Knee Surg Sports Traumatol Arthrosc. 2019 Dec;27(12):3797-3802

Authors: Thangaraju S, Tauber M, Habermeyer P, Martetschläger F

PURPOSE: Arthroscopic-assisted stabilization surgery for acute acromioclavicular joint (ACJ) disruption shows excellent and reliable clinical outcomes. However, characteristic complications such as fracture of the clavicle and coracoid have been reported to occur during the early post-operative period. The main goal of this study was to highlight the occurrence of fractures as a late post-operative complication. The secondary goals were to describe possible fracture morphologies and treatment outcomes.

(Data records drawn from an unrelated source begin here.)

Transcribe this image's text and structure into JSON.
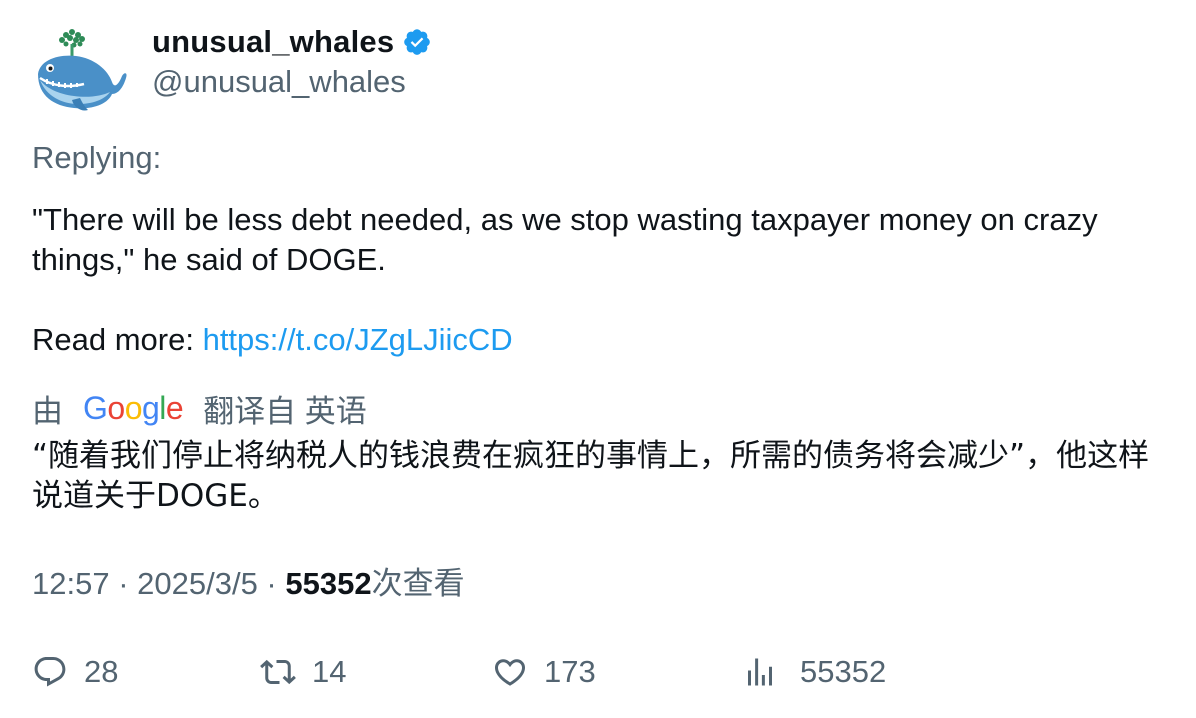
{
  "author": {
    "display_name": "unusual_whales",
    "handle": "@unusual_whales",
    "verified": true,
    "avatar_icon": "whale-avatar-icon",
    "verified_color": "#1d9bf0"
  },
  "replying_label": "Replying:",
  "tweet": {
    "line1": "\"There will be less debt needed, as we stop wasting taxpayer money on crazy things,\" he said of DOGE.",
    "read_more_label": "Read more: ",
    "link_text": "https://t.co/JZgLJiicCD"
  },
  "translation": {
    "prefix": "由",
    "google_letters": [
      "G",
      "o",
      "o",
      "g",
      "l",
      "e"
    ],
    "suffix": "翻译自 英语",
    "text": "“随着我们停止将纳税人的钱浪费在疯狂的事情上，所需的债务将会减少”，他这样说道关于DOGE。"
  },
  "meta": {
    "time": "12:57",
    "separator": " · ",
    "date": "2025/3/5",
    "views_count": "55352",
    "views_label": "次查看"
  },
  "actions": {
    "replies": "28",
    "retweets": "14",
    "likes": "173",
    "views": "55352"
  },
  "colors": {
    "link": "#1d9bf0",
    "secondary_text": "#536471",
    "primary_text": "#0f1419"
  }
}
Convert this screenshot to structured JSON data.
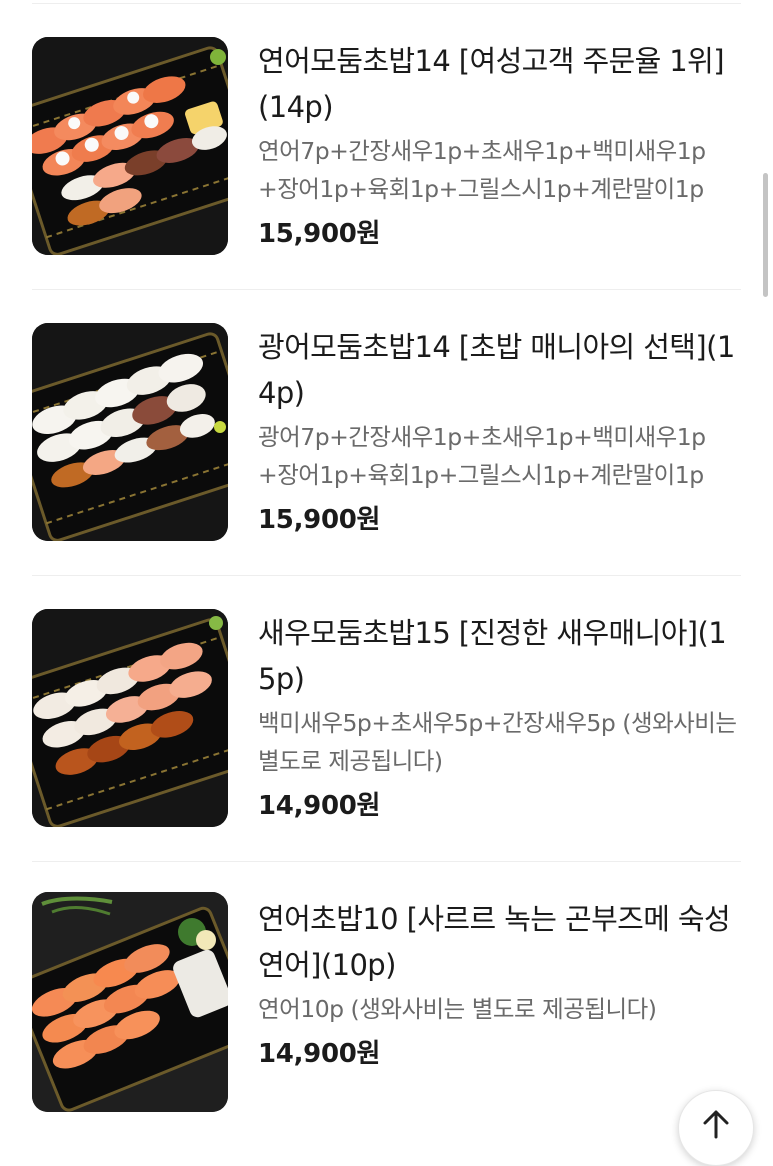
{
  "menu": {
    "items": [
      {
        "name": "연어모둠초밥14 [여성고객 주문율 1위](14p)",
        "description": "연어7p+간장새우1p+초새우1p+백미새우1p+장어1p+육회1p+그릴스시1p+계란말이1p",
        "price": "15,900원",
        "image": "salmon-assorted-sushi-photo"
      },
      {
        "name": "광어모둠초밥14 [초밥 매니아의 선택](14p)",
        "description": "광어7p+간장새우1p+초새우1p+백미새우1p+장어1p+육회1p+그릴스시1p+계란말이1p",
        "price": "15,900원",
        "image": "flatfish-assorted-sushi-photo"
      },
      {
        "name": "새우모둠초밥15 [진정한 새우매니아](15p)",
        "description": "백미새우5p+초새우5p+간장새우5p (생와사비는 별도로 제공됩니다)",
        "price": "14,900원",
        "image": "shrimp-assorted-sushi-photo"
      },
      {
        "name": "연어초밥10 [사르르 녹는 곤부즈메 숙성연어](10p)",
        "description": "연어10p (생와사비는 별도로 제공됩니다)",
        "price": "14,900원",
        "image": "salmon-sushi-photo"
      }
    ]
  },
  "scroll_top": {
    "icon": "arrow-up-icon"
  }
}
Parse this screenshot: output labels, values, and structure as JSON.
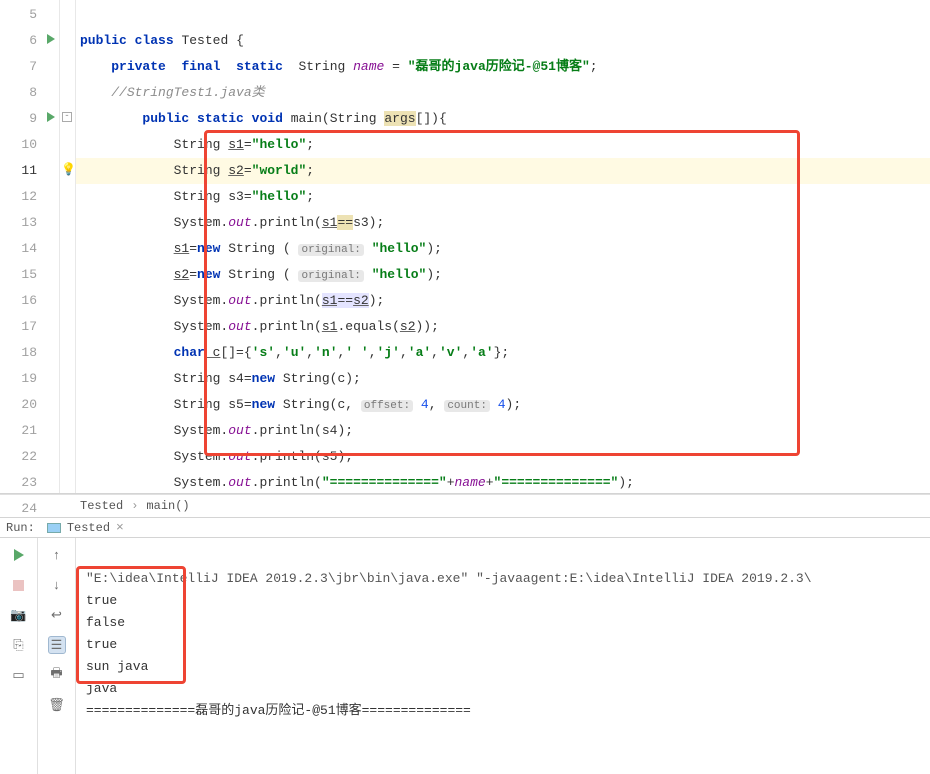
{
  "gutter": {
    "lines": [
      "5",
      "6",
      "7",
      "8",
      "9",
      "10",
      "11",
      "12",
      "13",
      "14",
      "15",
      "16",
      "17",
      "18",
      "19",
      "20",
      "21",
      "22",
      "23",
      "24"
    ]
  },
  "code": {
    "l6": {
      "public": "public",
      "class": "class",
      "name": "Tested"
    },
    "l7": {
      "private": "private",
      "final": "final",
      "static": "static",
      "type": "String",
      "field": "name",
      "eq": " = ",
      "str": "\"磊哥的java历险记-@51博客\""
    },
    "l8": {
      "comment": "//StringTest1.java类"
    },
    "l9": {
      "public": "public",
      "static": "static",
      "void": "void",
      "main": "main",
      "params": "(String ",
      "args": "args",
      "rest": "[]){"
    },
    "l10": {
      "type": "String ",
      "var": "s1",
      "eq": "=",
      "str": "\"hello\""
    },
    "l11": {
      "type": "String ",
      "var": "s2",
      "eq": "=",
      "str": "\"world\""
    },
    "l12": {
      "type": "String s3=",
      "str": "\"hello\""
    },
    "l13": {
      "sys": "System.",
      "out": "out",
      "print": ".println(",
      "s1": "s1",
      "op": "==",
      "rest": "s3);"
    },
    "l14": {
      "var": "s1",
      "eq": "=",
      "new": "new",
      "type": " String ( ",
      "hint": "original:",
      "str": " \"hello\"",
      "end": ");"
    },
    "l15": {
      "var": "s2",
      "eq": "=",
      "new": "new",
      "type": " String ( ",
      "hint": "original:",
      "str": " \"hello\"",
      "end": ");"
    },
    "l16": {
      "sys": "System.",
      "out": "out",
      "print": ".println(",
      "s1": "s1",
      "op": "==",
      "s2": "s2",
      "end": ");"
    },
    "l17": {
      "sys": "System.",
      "out": "out",
      "print": ".println(",
      "s1": "s1",
      "eq": ".equals(",
      "s2": "s2",
      "end": "));"
    },
    "l18": {
      "char": "char",
      "var": " c",
      "arr": "[]={",
      "c0": "'s'",
      "c1": "'u'",
      "c2": "'n'",
      "c3": "' '",
      "c4": "'j'",
      "c5": "'a'",
      "c6": "'v'",
      "c7": "'a'",
      "end": "};"
    },
    "l19": {
      "type": "String s4=",
      "new": "new",
      "rest": " String(c);"
    },
    "l20": {
      "type": "String s5=",
      "new": "new",
      "t2": " String(c, ",
      "h1": "offset:",
      "n1": " 4",
      "c": ", ",
      "h2": "count:",
      "n2": " 4",
      "end": ");"
    },
    "l21": {
      "sys": "System.",
      "out": "out",
      "print": ".println(s4);"
    },
    "l22": {
      "sys": "System.",
      "out": "out",
      "print": ".println(s5);"
    },
    "l23": {
      "sys": "System.",
      "out": "out",
      "p1": ".println(",
      "s1": "\"==============\"",
      "plus": "+",
      "name": "name",
      "plus2": "+",
      "s2": "\"==============\"",
      "end": ");"
    },
    "l24": {
      "brace": "}"
    }
  },
  "breadcrumb": {
    "class": "Tested",
    "method": "main()"
  },
  "run": {
    "label": "Run:",
    "tab": "Tested",
    "cmdline": "\"E:\\idea\\IntelliJ IDEA 2019.2.3\\jbr\\bin\\java.exe\" \"-javaagent:E:\\idea\\IntelliJ IDEA 2019.2.3\\",
    "out1": "true",
    "out2": "false",
    "out3": "true",
    "out4": "sun java",
    "out5": "java",
    "out6": "==============磊哥的java历险记-@51博客=============="
  }
}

METHOD: Patient records from a single surgery centre were searched for all patients presenting with late fracture complication following arthroscopically assisted acromioclavicular stabilization. Medical reports including the operative notes and pre- and post-operative X-rays were reviewed. A telephone interview was conducted with each patient to access the American Shoulder and Elbow Surgeons shoulder score.
RESULTS: A total of four patients presented with late fracture complication following arthroscopic-assisted ACJ stabilization surgery. All patients were males and presented following trauma at a median duration of 19.5 months after the index surgery. Fracture morphology differed between patients; the treatment was conservative in three patients, while one patient underwent osteosynthesis.
CONCLUSION: Traumatic peri-implant fractures can occur, even 2 years after arthroscopically assisted ACJ reconstruction. This needs to be considered when planning for surgical intervention in acute ACJ disruption, especially in a high-risk population.
LEVEL OF EVIDENCE: Therapeutic study, Level IV.